Boro : le charme japonais du patchwork

L’un des arts textiles populaires japonais tire son nom des termes « lambeaux » ou « haillons » : le boro se réfère aux textiles composés de restes de vêtements, rideaux et autres articles textiles de décoration. Datant du 17ème siècle, cette mosaïque de tissus raccommodés, d’après des pièces de coton pour la plupart — avec une prépondérance de toiles de jean teintes à l’indigo — puise ses racines dans la sensibilité utilitaire des paysans japonais. Ces derniers confectionnent ces patchworks pour qu’ils soient portés et utilisés de génération en génération, pour préserver et prolonger ainsi la vie de tissus qui, sinon, pourraient de prime abord être considérés comme « jetables ».

Contrairement à la courtepointe, dont l’utilisation de différents matériaux dans un textile à l’origine a servi à démontrer la richesse et l’abondance, les différents tissus incorporés par le boro sont issus du sens de l’économie et de l’éthique mottainai, typiquement japonaise, qui peut se traduire par « le rejet du gaspillage ». Cela est particulièrement vrai dans la vie des familles paysannes qui font face à l’incertitude politique et économique, et transforment donc par nécessité, leurs futons vieux de dix ans en robes de chambre patchwork.
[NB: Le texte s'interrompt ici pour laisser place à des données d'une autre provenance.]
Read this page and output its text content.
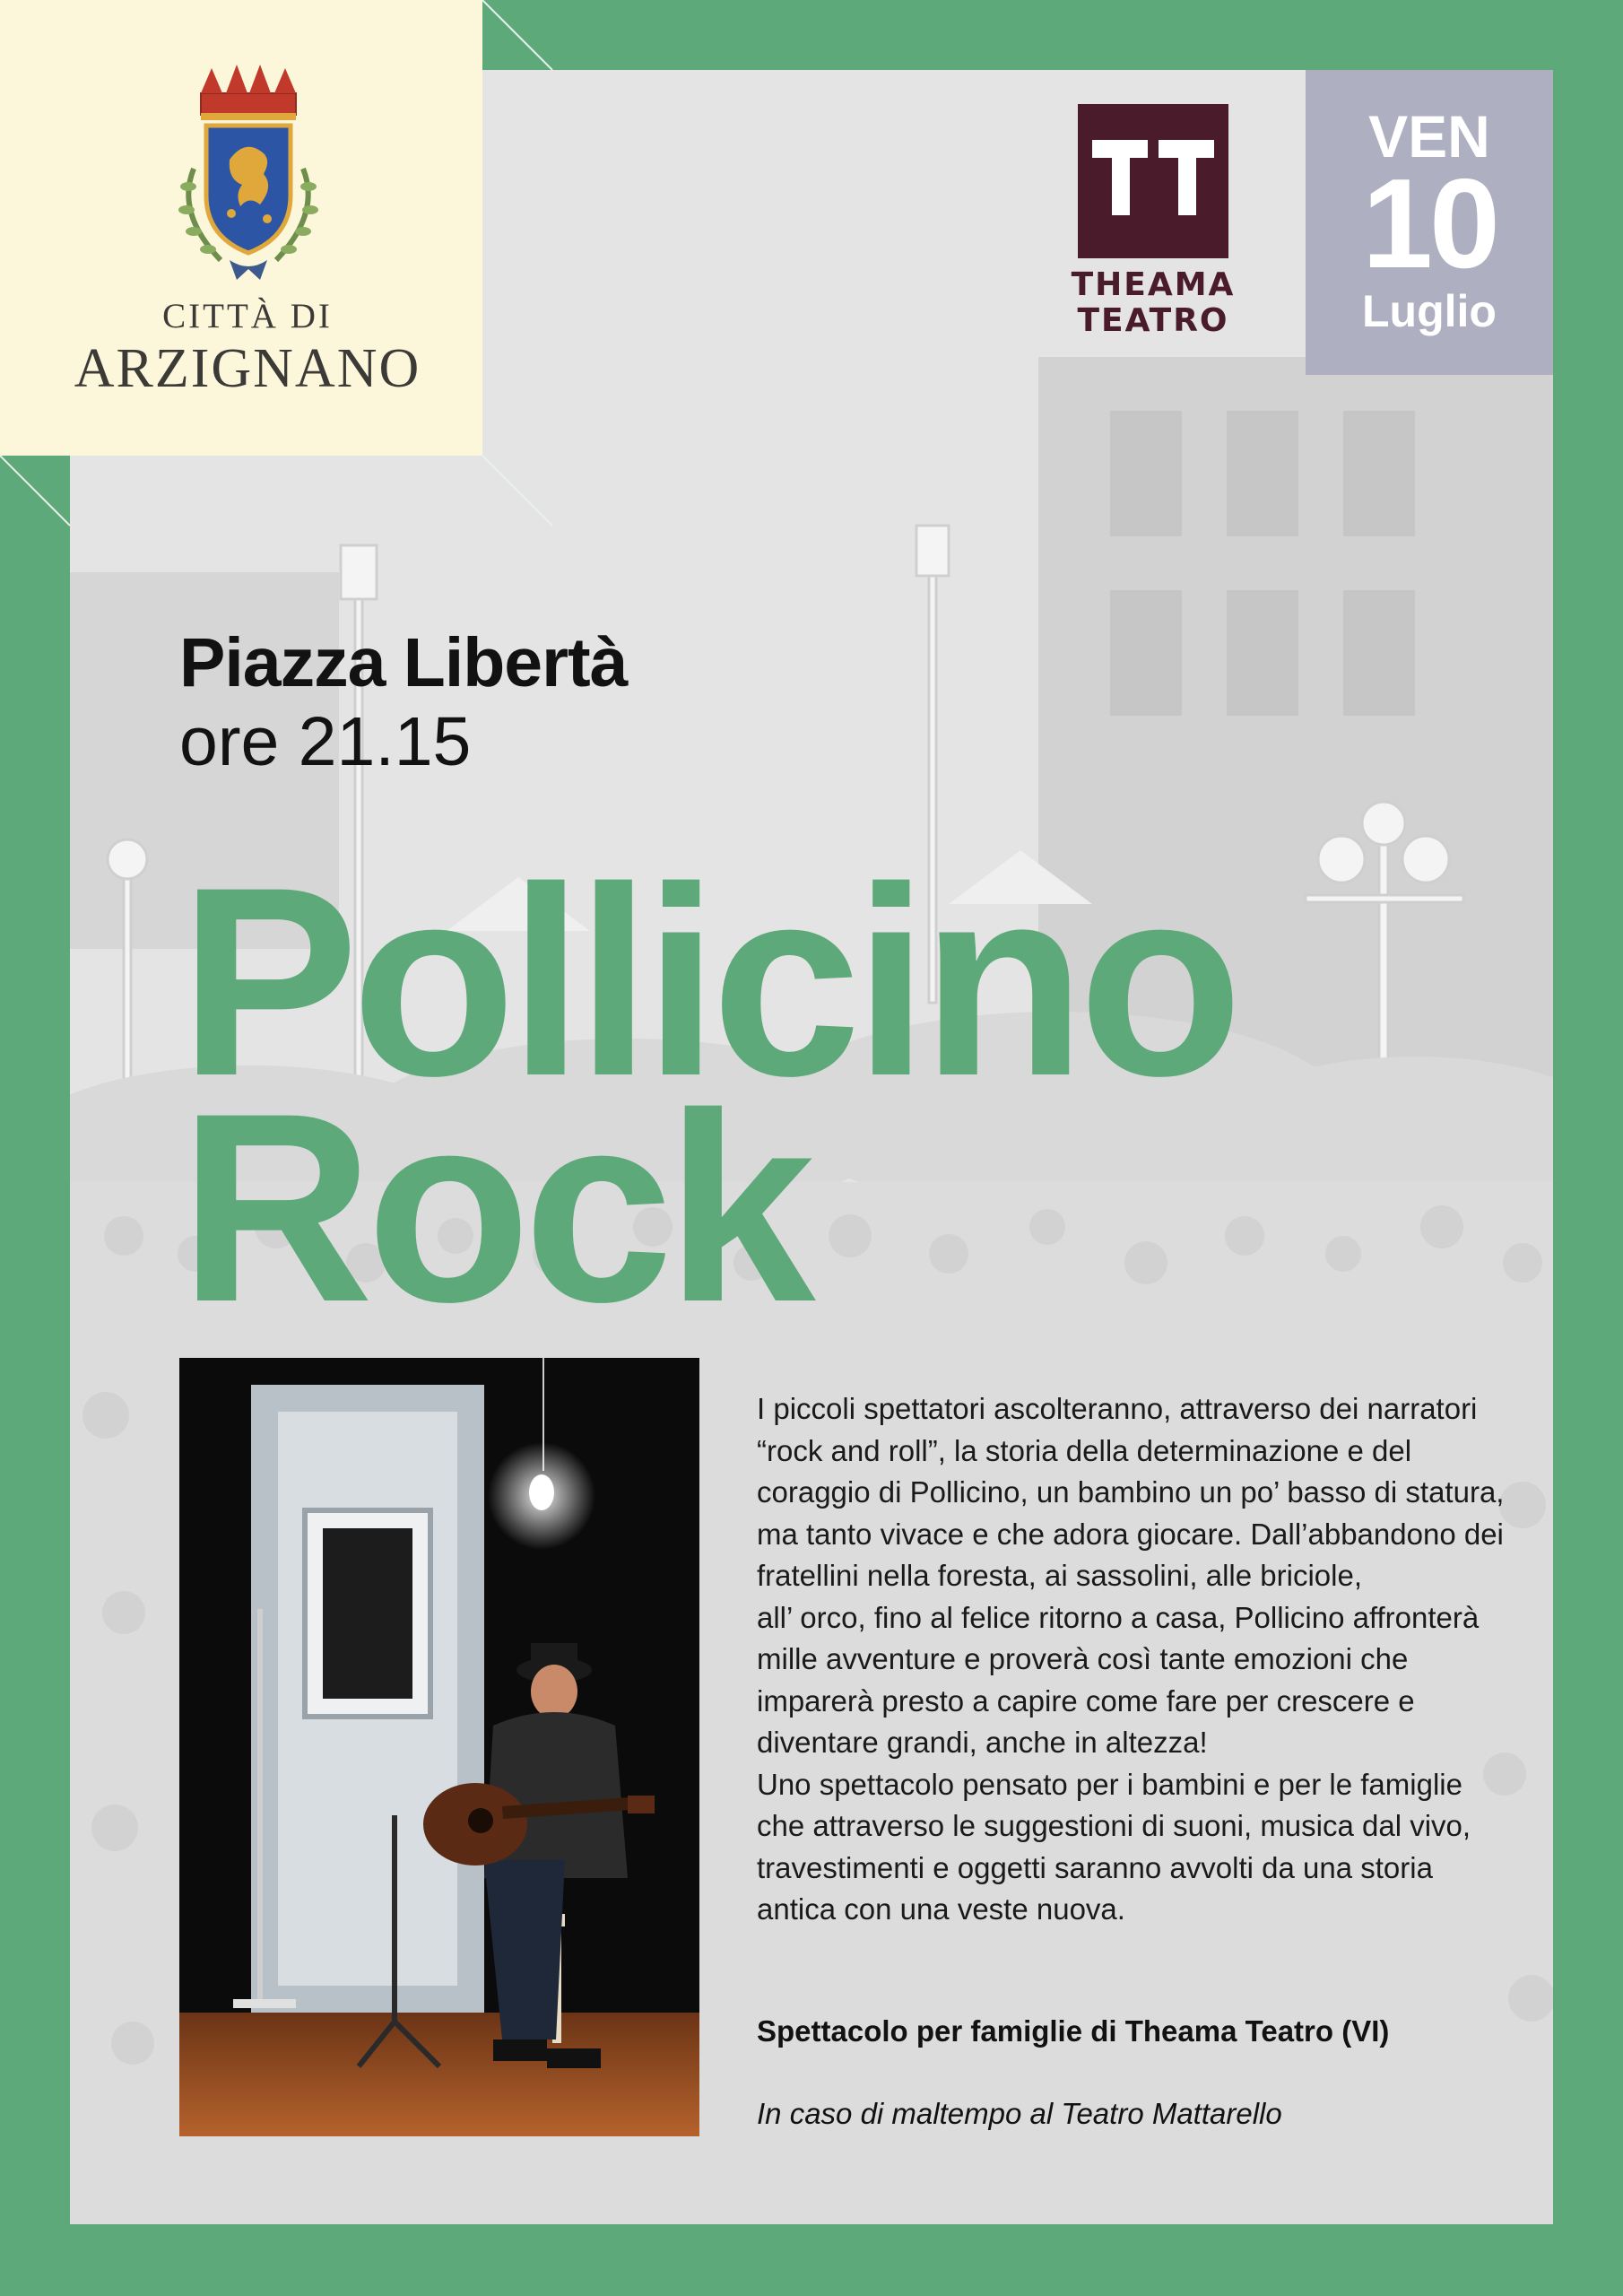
CITTÀ DI
ARZIGNANO
THEAMA
TEATRO
VEN
10
Luglio
Piazza Libertà
ore 21.15
Pollicino
Rock

I piccoli spettatori ascolteranno, attraverso dei narratori
“rock and roll”, la storia della determinazione e del
coraggio di Pollicino, un bambino un po’ basso di statura,
ma tanto vivace e che adora giocare. Dall’abbandono dei
fratellini nella foresta, ai sassolini, alle briciole,
all’ orco, fino al felice ritorno a casa, Pollicino affronterà
mille avventure e proverà così tante emozioni che
imparerà presto a capire come fare per crescere e
diventare grandi, anche in altezza!
Uno spettacolo pensato per i bambini e per le famiglie
che attraverso le suggestioni di suoni, musica dal vivo,
travestimenti e oggetti saranno avvolti da una storia
antica con una veste nuova.

Spettacolo per famiglie di Theama Teatro (VI)
In caso di maltempo al Teatro Mattarello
boroDetail-©imogeneandwillie.com

En leur temps, les textiles boro s’utilisaient quotidiennement et faisaient partie de la vie de tous les jours de la famille paysanne – banal ou parfois marqueurs honteux de la pauvreté et des difficultés économiques par opposition avec les textiles neufs et nets des classes supérieures. Aujourd’hui, cependant, le boro a pris une nouvelle signification. Allant à l’encontre du modèle de consommation où le cycle de vie d’un produit est unique, le boro offre aux objets dits de consommation la possibilité de vivre plusieurs vies. Alors que préalablement la valeur était liée à la nouveauté et à la fraîcheur, les textiles boro sont devenus plus personnels, chargés d’histoires et plus précieux grâce à leur vécu ; la qualité de cet héritage précieux a été non seulement préservée entre les générations, mais s’est aussi accrue au fil du temps.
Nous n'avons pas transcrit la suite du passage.